Unnamed: 0,Accuracy,Precision,Recall,F1-score,AUC,MCC
Logistic Regression,0.9165,0.905571,0.979427,0.941052,0.956189,0.805947
Decision Tree,0.9295,0.922438,0.978692,0.949733,0.973746,0.836181
Random Forest,0.93575,0.919075,0.99302,0.954618,0.986844,0.852659
SVM,0.92475,0.908263,0.989346,0.947072,0.914177,0.826753
KNN,0.92275,0.928902,0.959956,0.944173,0.962572,0.820095
Naive Bayes,0.48425,1.0,0.242101,0.389825,0.631283,0.304317
XGBoost,0.93975,0.941302,0.972079,0.956443,0.987867,0.860005


### Model Comparison

XGBoost outperforms traditional models such as Naive Bayes and KNN across
all evaluation metrics.

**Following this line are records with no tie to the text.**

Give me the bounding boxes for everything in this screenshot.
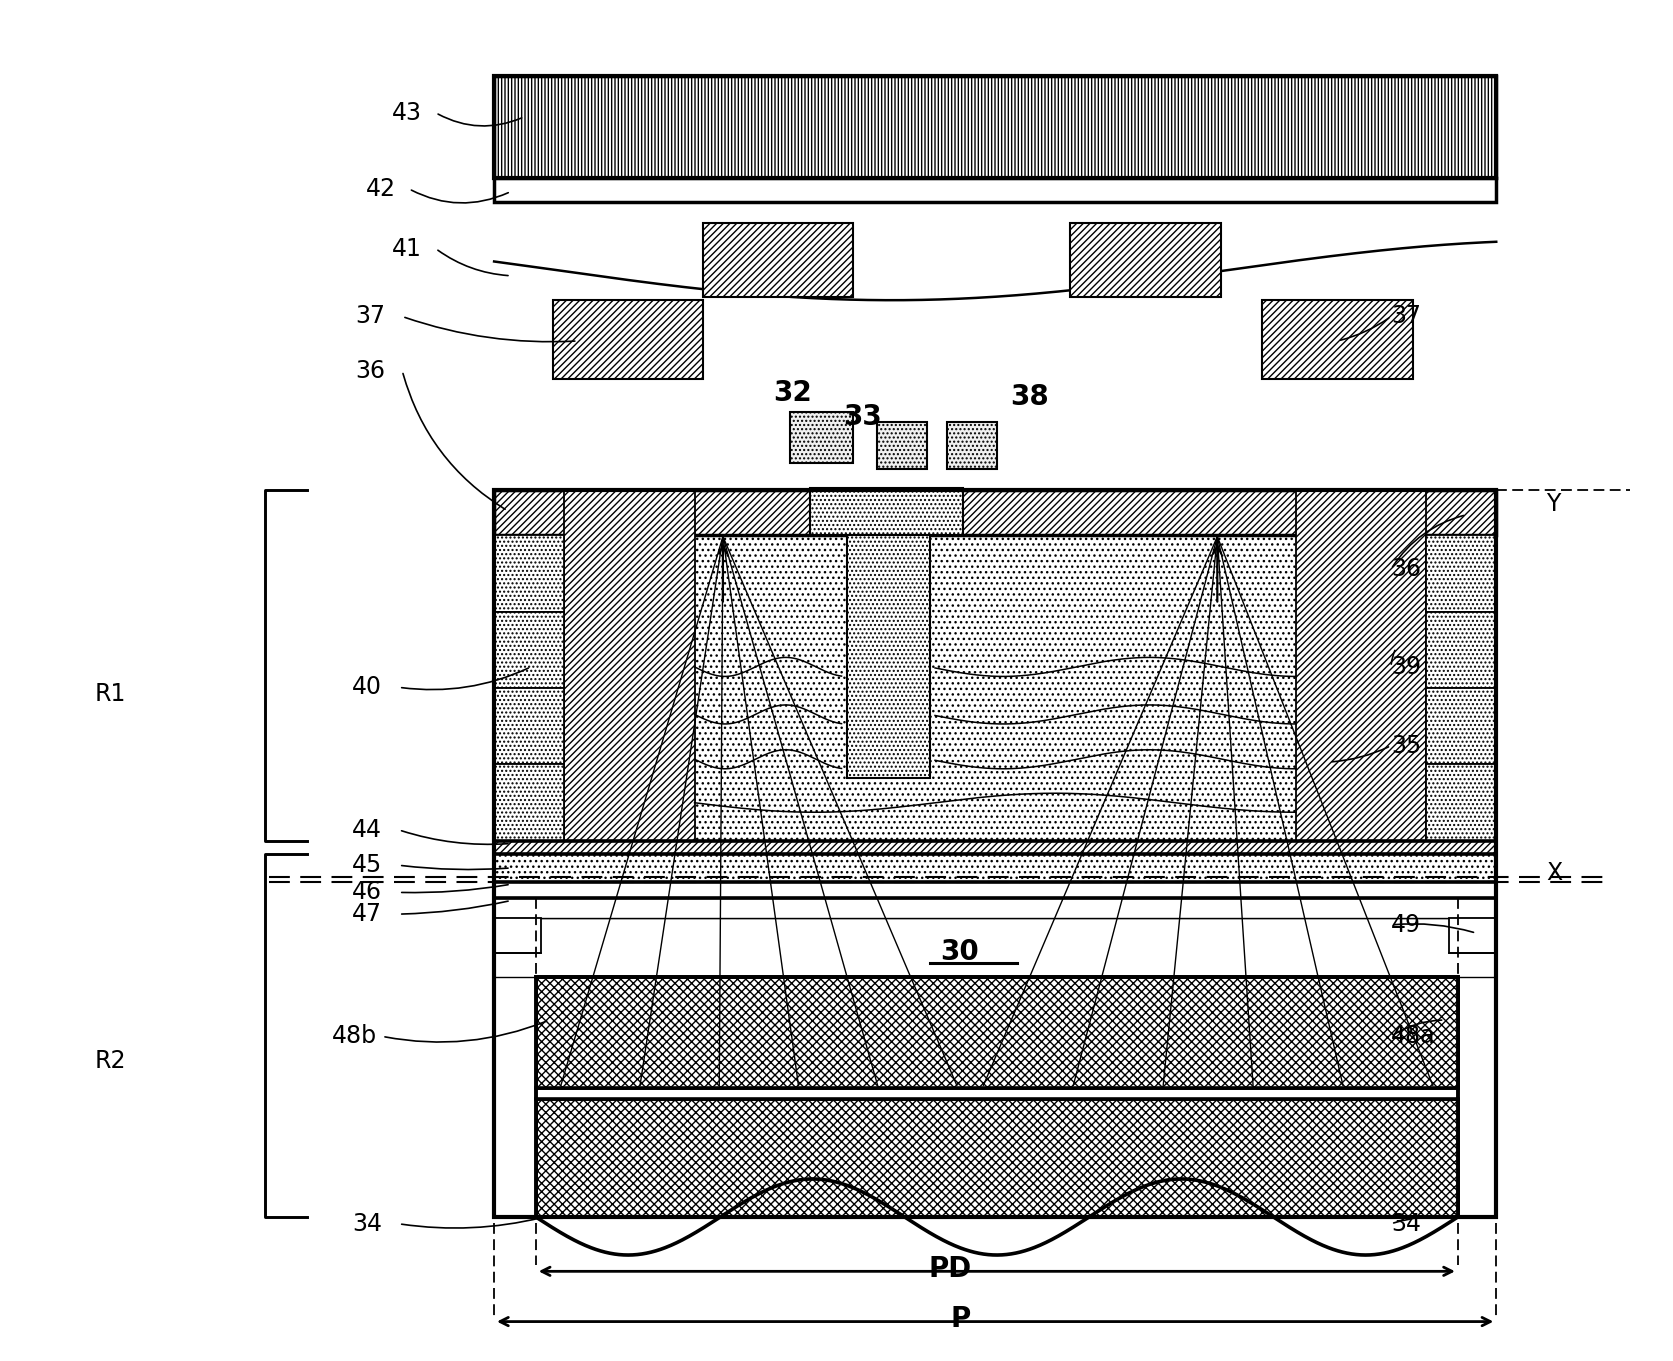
Bar xyxy=(790,411,853,463)
Text: 34: 34 xyxy=(1390,1211,1420,1236)
Bar xyxy=(494,535,1496,841)
Text: 36: 36 xyxy=(1390,557,1420,581)
Text: R1: R1 xyxy=(95,682,125,706)
Bar xyxy=(1071,223,1221,298)
Bar xyxy=(1425,535,1496,611)
Text: 47: 47 xyxy=(351,902,381,925)
Text: PD: PD xyxy=(929,1255,972,1282)
Bar xyxy=(552,301,703,378)
Text: 48b: 48b xyxy=(333,1025,376,1048)
Text: 30: 30 xyxy=(940,938,979,966)
Bar xyxy=(1297,490,1425,841)
Bar xyxy=(535,1098,1457,1217)
Text: Y: Y xyxy=(1546,491,1561,516)
Text: 44: 44 xyxy=(351,818,381,842)
Text: 37: 37 xyxy=(355,305,385,328)
Bar xyxy=(494,535,564,611)
Text: 40: 40 xyxy=(351,675,381,700)
Text: 38: 38 xyxy=(1010,382,1049,411)
Text: 45: 45 xyxy=(351,853,383,878)
Bar xyxy=(1449,919,1496,953)
Text: 37: 37 xyxy=(1390,305,1420,328)
Text: 33: 33 xyxy=(843,403,882,431)
Bar xyxy=(535,977,1457,1087)
Text: 43: 43 xyxy=(391,101,422,125)
Bar xyxy=(494,841,1496,855)
Bar xyxy=(810,487,964,535)
Text: 49: 49 xyxy=(1390,913,1420,936)
Text: 39: 39 xyxy=(1390,655,1420,679)
Text: 36: 36 xyxy=(355,359,385,382)
Bar xyxy=(494,765,564,841)
Text: 34: 34 xyxy=(351,1211,381,1236)
Bar xyxy=(494,611,564,687)
Text: 42: 42 xyxy=(365,177,395,201)
Bar xyxy=(494,919,540,953)
Bar xyxy=(877,422,927,468)
Text: P: P xyxy=(950,1305,970,1332)
Bar xyxy=(847,535,930,778)
Text: R2: R2 xyxy=(95,1049,127,1072)
Bar xyxy=(1425,765,1496,841)
Bar xyxy=(494,76,1496,178)
Bar xyxy=(535,977,1457,1217)
Bar xyxy=(494,687,564,765)
Bar xyxy=(1425,687,1496,765)
Bar xyxy=(494,855,1496,882)
Text: 46: 46 xyxy=(351,881,381,904)
Bar xyxy=(494,178,1496,203)
Text: 35: 35 xyxy=(1390,734,1422,758)
Text: 48a: 48a xyxy=(1390,1025,1435,1048)
Bar xyxy=(703,223,853,298)
Bar xyxy=(494,919,1496,977)
Bar xyxy=(494,76,1496,178)
Bar xyxy=(564,490,694,841)
Bar xyxy=(1425,611,1496,687)
Bar xyxy=(1263,301,1412,378)
Text: 32: 32 xyxy=(773,378,811,407)
Bar xyxy=(494,490,1496,1217)
Bar xyxy=(947,422,997,468)
Text: X: X xyxy=(1546,862,1563,886)
Bar xyxy=(494,898,1496,919)
Bar xyxy=(494,490,1496,535)
Text: 41: 41 xyxy=(391,237,422,260)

Its ability to model non-linear relationships and
feature interactions makes it particularly effective for intrusion detection
tasks on the UNSW-NB15 dataset.

The results demonstrate that ensemble-based gradient boosting techniques
are well-suited for cybersecurity classification problems.